Le basket comme outil thérapeutique
Un projet qui a rapidement séduit les deux parties : l'IME salue le caractère durable de l'opération, et le club est conscient du rôle qu'il doit jouer sur le plan local. A commencer par Fabrice Courcier, entraîneur de l'équipe professionnelle. Dès septembre, il a tenu à passer plusieurs semaines au sein de la structure : afin de mieux connaître les enfants, comprendre les problèmes de chacun et échanger avec les éducateurs.
Depuis novembre, un groupe de 17 jeunes déficients mentaux, âgés de 12 à 18 ans, vient s'entraîner deux fois par mois à la salle Maurice Hugot. Comme les pros. Chaque séance est animée par les joueuses et préparée avec les éducateurs de l'Institut. Les exercices et jeux sont adaptés aux capacités motrices des adolescents. Le basket devient ici une véritable activité thérapeutique : un travail sur le corps et le développement cognitif des enfants, mais aussi sur l'estime de soi.
Au fil des séances, les progrès sont réels. Aucun regard de pitié entre joueuses et enfants, mais plutôt une véritable complicité qui grandit.
Interview Marie Fouteret :
Deux fois par mois, Marie Fouteret anime avec ses coéquipières des séances basket pour des jeunes déficients mentaux. Un programme qui apporte autant aux enfants qu'aux joueuses, nous livre-t-elle.
Comment ont évolué les enfants au fil des séances ?
L'évolution s'est surtout ressentie au niveau mental. Ils sont beaucoup plus ouverts lors des entraînements de basket. Ils sont à l'écoute, très attentifs. Ils appliquent les consignes. A l'IME, ils sont beaucoup plus renfermés et ont du mal à rester concentrer. Ces enfants sont fiers d'être entraînés par des sportives de haut niveau. Certains viennent régulièrement nous voir aux matches avec leurs parents. D'autres lisent la presse et découpent les articles sur le club : ils sont contents de nous connaître. Du coup, ils ont davantage confiance en eux. C'est bien.
Je connais certains des enfants car j'ai été éducatrice dans cet IME. Notamment un petit garçon très renfermé qui m'a beaucoup touchée. Il parle très peu et reste toujours " dans son monde ", en général. Pendant les séances, il s'est véritablement transformé : il s'ouvre, va vers les joueuses et encourage ses coéquipiers. Parfois même, lorsqu'on crie fort pour encourager les jeunes, c'est lui qui vient nous voir pour nous dire : " arrête de crier comme ça ! ". C'est impressionnant. Ce petit garçon m'a vraiment touchée. Leurs éducateurs sont également très surpris des progrès des enfants.
Comment s'investissent tes coéquipières ?
Toutes les joueuses sont très impliquées, même les étrangères. Elles ne perçoivent pas ce type d'actions comme une contrainte. Au contraire. Elles font l'effort de parler en français, elles proposent des exercices et s'appliquent pour les expliquer aux enfants. Je suis assez admirative, car c'est difficile de donner des consignes aux enfants déficients mentaux. Il faut leur donner une information à la fois pour qu'ils comprennent le jeu. Et elles le font très bien. C'est super.
En tant que joueuses, vous apprenez aussi beaucoup de ces échanges ?

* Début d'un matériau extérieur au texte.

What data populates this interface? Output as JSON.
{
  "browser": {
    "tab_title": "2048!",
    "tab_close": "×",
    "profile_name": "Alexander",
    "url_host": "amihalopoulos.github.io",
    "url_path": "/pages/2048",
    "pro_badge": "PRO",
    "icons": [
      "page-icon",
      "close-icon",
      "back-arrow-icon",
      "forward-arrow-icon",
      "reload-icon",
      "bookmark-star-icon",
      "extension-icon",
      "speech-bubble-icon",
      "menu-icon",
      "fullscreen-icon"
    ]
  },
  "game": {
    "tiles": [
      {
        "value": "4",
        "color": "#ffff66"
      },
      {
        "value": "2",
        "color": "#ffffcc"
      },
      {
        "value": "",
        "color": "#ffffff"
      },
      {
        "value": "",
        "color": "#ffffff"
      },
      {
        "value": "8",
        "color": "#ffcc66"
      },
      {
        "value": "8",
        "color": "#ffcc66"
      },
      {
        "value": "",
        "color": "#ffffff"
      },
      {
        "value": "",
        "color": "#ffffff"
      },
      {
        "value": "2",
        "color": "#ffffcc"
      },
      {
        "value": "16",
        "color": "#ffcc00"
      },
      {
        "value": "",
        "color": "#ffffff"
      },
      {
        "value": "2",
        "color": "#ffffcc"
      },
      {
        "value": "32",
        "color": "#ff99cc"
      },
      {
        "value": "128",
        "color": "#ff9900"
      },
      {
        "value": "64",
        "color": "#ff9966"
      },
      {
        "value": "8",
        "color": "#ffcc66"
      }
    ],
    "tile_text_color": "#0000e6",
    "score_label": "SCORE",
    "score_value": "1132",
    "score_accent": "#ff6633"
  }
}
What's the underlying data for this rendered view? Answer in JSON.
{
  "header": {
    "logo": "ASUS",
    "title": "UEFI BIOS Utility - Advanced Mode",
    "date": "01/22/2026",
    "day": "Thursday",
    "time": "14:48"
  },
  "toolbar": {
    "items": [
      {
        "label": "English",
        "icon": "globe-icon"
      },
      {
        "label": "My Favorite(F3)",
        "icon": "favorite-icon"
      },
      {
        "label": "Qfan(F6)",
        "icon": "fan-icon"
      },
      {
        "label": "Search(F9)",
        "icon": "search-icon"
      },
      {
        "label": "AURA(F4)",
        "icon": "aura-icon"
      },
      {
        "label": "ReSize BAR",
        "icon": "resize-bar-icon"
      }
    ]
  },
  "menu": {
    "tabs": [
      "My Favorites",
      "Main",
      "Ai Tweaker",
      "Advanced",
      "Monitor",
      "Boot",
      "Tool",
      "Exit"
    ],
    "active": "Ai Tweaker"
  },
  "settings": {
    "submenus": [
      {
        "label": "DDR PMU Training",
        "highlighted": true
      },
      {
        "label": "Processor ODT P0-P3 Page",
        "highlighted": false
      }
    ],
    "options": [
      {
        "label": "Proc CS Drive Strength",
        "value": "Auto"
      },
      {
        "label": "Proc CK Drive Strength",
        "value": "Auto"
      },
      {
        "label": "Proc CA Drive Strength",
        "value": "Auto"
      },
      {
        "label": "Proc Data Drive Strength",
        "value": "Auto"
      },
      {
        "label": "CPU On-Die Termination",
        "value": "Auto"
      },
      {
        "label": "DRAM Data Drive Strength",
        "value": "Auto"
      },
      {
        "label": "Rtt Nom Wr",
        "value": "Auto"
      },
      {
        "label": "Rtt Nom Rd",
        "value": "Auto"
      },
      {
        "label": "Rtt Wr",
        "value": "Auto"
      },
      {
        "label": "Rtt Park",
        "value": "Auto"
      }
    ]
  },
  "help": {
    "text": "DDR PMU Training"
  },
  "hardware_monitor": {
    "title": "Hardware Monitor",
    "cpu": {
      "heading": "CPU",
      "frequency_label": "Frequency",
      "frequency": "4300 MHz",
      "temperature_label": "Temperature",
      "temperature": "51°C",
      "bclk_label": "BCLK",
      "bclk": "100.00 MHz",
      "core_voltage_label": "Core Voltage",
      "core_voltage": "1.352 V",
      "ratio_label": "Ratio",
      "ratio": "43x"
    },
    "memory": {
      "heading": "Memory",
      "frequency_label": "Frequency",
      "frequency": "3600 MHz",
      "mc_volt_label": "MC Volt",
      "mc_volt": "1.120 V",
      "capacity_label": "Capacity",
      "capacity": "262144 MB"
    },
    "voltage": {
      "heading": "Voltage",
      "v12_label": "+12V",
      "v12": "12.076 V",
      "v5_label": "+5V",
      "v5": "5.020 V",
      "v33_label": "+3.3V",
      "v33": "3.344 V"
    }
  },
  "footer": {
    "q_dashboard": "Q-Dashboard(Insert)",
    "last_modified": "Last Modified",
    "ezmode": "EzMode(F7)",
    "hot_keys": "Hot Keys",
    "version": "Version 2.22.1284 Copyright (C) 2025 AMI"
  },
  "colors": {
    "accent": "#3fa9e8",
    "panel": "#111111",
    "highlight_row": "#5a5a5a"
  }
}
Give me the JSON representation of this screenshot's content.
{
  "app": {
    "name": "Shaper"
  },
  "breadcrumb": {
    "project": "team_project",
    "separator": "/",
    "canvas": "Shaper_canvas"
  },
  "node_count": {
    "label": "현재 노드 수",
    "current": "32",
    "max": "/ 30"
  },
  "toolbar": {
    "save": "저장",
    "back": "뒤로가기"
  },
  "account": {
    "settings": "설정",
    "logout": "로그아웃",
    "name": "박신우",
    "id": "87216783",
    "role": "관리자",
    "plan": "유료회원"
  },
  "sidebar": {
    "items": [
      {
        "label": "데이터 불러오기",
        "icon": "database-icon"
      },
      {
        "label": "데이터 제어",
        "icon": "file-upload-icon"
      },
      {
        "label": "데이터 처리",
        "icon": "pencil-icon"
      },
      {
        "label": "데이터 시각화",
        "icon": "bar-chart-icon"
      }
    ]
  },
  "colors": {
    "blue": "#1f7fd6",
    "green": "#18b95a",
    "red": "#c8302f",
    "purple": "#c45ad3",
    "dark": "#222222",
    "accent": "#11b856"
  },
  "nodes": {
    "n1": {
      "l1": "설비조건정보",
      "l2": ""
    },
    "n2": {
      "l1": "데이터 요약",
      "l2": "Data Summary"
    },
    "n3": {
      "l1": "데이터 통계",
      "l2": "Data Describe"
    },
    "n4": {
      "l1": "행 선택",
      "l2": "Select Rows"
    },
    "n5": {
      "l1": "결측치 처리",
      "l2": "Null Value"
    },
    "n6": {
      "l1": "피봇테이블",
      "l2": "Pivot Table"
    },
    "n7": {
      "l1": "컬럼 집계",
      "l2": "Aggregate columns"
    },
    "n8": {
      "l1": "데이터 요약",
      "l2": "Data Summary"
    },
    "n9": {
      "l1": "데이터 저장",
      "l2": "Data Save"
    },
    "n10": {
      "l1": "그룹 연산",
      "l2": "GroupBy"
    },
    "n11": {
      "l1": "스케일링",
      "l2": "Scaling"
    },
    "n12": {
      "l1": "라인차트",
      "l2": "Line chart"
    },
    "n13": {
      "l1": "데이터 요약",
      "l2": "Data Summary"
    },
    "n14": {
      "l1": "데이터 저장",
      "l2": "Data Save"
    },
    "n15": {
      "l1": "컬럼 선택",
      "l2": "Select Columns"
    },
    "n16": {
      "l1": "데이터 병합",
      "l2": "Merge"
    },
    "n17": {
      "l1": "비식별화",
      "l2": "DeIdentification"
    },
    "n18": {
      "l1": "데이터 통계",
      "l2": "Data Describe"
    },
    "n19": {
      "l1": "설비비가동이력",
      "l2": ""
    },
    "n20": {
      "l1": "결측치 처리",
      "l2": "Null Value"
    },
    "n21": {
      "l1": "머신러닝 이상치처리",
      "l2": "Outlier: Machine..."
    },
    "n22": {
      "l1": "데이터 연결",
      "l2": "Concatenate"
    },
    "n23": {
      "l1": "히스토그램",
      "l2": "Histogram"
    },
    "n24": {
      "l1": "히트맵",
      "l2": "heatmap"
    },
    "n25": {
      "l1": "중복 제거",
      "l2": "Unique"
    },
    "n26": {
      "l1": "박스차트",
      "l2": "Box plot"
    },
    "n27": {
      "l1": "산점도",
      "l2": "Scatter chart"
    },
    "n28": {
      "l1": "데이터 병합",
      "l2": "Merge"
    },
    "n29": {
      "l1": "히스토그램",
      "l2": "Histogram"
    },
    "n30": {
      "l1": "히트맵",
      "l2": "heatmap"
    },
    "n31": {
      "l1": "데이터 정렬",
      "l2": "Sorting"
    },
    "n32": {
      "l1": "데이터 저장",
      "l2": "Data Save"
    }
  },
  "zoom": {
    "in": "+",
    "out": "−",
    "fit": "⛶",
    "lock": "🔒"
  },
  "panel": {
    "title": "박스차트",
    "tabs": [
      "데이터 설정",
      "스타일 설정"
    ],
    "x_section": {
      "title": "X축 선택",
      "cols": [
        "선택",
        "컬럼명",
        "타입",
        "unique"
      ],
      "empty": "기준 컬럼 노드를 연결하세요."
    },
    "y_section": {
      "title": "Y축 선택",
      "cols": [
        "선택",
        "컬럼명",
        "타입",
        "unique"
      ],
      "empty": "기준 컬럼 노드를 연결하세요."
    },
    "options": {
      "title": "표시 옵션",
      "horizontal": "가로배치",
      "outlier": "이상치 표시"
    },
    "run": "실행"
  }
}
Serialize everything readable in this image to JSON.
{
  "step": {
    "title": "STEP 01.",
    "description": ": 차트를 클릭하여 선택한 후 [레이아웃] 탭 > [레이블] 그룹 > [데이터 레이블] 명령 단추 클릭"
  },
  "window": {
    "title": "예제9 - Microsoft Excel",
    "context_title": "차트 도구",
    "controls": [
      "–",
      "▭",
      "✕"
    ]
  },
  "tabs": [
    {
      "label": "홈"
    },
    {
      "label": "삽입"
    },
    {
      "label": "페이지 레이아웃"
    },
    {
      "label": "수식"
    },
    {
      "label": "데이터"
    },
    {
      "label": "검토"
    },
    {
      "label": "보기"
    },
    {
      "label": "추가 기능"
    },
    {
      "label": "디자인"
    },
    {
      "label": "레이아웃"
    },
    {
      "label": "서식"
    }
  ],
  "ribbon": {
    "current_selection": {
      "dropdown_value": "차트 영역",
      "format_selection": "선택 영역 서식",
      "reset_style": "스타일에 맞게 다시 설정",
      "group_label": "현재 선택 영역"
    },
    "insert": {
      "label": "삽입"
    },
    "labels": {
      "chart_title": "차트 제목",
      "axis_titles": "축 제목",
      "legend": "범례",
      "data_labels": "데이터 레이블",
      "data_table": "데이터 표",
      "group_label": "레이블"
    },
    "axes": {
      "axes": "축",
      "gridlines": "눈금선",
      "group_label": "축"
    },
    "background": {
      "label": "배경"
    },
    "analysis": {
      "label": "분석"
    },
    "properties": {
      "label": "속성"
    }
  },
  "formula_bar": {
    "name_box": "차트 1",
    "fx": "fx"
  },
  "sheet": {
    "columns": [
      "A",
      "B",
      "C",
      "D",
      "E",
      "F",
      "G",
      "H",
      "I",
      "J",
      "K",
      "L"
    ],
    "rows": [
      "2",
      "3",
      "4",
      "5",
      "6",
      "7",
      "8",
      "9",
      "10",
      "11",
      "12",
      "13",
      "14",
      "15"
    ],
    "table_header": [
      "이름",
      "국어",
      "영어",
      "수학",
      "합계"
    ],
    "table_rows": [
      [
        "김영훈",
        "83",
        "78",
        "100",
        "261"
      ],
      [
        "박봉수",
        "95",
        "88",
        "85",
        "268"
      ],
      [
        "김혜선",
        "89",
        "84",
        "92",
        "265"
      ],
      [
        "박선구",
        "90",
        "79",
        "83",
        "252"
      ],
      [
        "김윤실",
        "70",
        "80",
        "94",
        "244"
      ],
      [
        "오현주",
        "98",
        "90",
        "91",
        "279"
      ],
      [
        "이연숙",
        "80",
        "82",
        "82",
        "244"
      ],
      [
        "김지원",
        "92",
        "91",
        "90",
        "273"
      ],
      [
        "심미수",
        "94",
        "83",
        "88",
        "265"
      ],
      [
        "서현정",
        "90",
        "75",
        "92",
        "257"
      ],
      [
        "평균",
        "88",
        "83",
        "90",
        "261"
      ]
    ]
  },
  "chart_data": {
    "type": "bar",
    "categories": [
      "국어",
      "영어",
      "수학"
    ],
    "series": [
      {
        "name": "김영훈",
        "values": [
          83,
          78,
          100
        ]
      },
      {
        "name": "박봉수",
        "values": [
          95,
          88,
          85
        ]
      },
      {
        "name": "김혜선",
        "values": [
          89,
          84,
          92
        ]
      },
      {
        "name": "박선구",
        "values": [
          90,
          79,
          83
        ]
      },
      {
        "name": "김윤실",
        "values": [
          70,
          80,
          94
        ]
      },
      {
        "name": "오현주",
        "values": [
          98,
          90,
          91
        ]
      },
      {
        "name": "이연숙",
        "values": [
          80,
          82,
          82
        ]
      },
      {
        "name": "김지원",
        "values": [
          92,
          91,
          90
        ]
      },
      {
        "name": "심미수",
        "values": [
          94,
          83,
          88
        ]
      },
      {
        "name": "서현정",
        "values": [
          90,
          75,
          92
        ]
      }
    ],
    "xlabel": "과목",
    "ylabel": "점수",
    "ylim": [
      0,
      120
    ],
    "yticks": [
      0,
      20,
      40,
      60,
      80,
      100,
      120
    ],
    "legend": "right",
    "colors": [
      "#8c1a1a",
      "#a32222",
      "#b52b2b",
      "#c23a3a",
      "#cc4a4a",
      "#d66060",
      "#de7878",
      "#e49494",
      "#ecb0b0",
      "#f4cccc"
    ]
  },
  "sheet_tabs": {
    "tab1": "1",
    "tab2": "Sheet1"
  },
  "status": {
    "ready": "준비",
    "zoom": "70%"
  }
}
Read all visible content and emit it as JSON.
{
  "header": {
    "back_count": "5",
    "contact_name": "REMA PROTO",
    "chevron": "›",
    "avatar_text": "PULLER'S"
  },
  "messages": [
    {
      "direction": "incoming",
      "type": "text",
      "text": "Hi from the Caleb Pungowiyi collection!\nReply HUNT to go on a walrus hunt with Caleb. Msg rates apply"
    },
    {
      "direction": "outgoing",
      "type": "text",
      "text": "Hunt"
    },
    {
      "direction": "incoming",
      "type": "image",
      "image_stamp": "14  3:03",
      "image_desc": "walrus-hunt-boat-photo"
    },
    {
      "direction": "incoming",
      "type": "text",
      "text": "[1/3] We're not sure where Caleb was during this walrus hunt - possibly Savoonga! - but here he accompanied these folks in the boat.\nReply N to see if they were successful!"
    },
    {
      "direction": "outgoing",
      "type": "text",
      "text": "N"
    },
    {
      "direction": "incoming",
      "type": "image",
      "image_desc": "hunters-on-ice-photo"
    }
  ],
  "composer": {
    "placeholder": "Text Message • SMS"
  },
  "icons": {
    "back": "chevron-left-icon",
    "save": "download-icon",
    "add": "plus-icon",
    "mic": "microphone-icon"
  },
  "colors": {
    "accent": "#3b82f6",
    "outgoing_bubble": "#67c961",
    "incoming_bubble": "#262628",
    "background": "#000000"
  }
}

Indiscutablement, oui. Sur le plan sportif d'abord. Cette année, il y a une très bonne cohésion dans l'équipe. Toutes les joueuses s'entendent bien. Et je suis convaincue que ce projet y est pour quelque chose. On se concerte beaucoup. On apprend autrement et autre chose.
On est obligé de s'entendre pour préparer et animer les séances. Sinon, ça ne marche pas. Nous nous devons de montrer l'exemple aux enfants. Dans les sports collectifs comme dans la vie, ça ne peut pas fonctionner si on se dispute.
Nous apprenons aussi à mieux nous exprimer, écouter et relativiser nos petits bobos quotidiens. Et ça nous fait du bien de sortir de notre routine " entrainement-match-récupération ". Ca ne peut faire que du bien de " changer d'air ".
Pour toi, c'est important que les basketteuses professionnelles s'investissent ainsi ?
C'est beaucoup plus que ça. Pour moi, ce type d'action est quelque chose de " normal ". Un sportif de haut niveau doit s'impliquer localement. Tous les clubs dans tous les sports devraient en faire autant. Avec l'USAPH par exemple, nous animons deux séances par mois. Ca nous prend trois heures de temps par mois. C'est rien, au regard de la joie et des progrès réalisés par les enfants. Il faut le voir pour le croire. Quand on assiste à cela, on a du mal à envisager de ne plus rien faire pour des populations en difficulté. Ca fait partie de la saison.
Entretien réalisé par Aurélia Pilet (FFBB-LFB).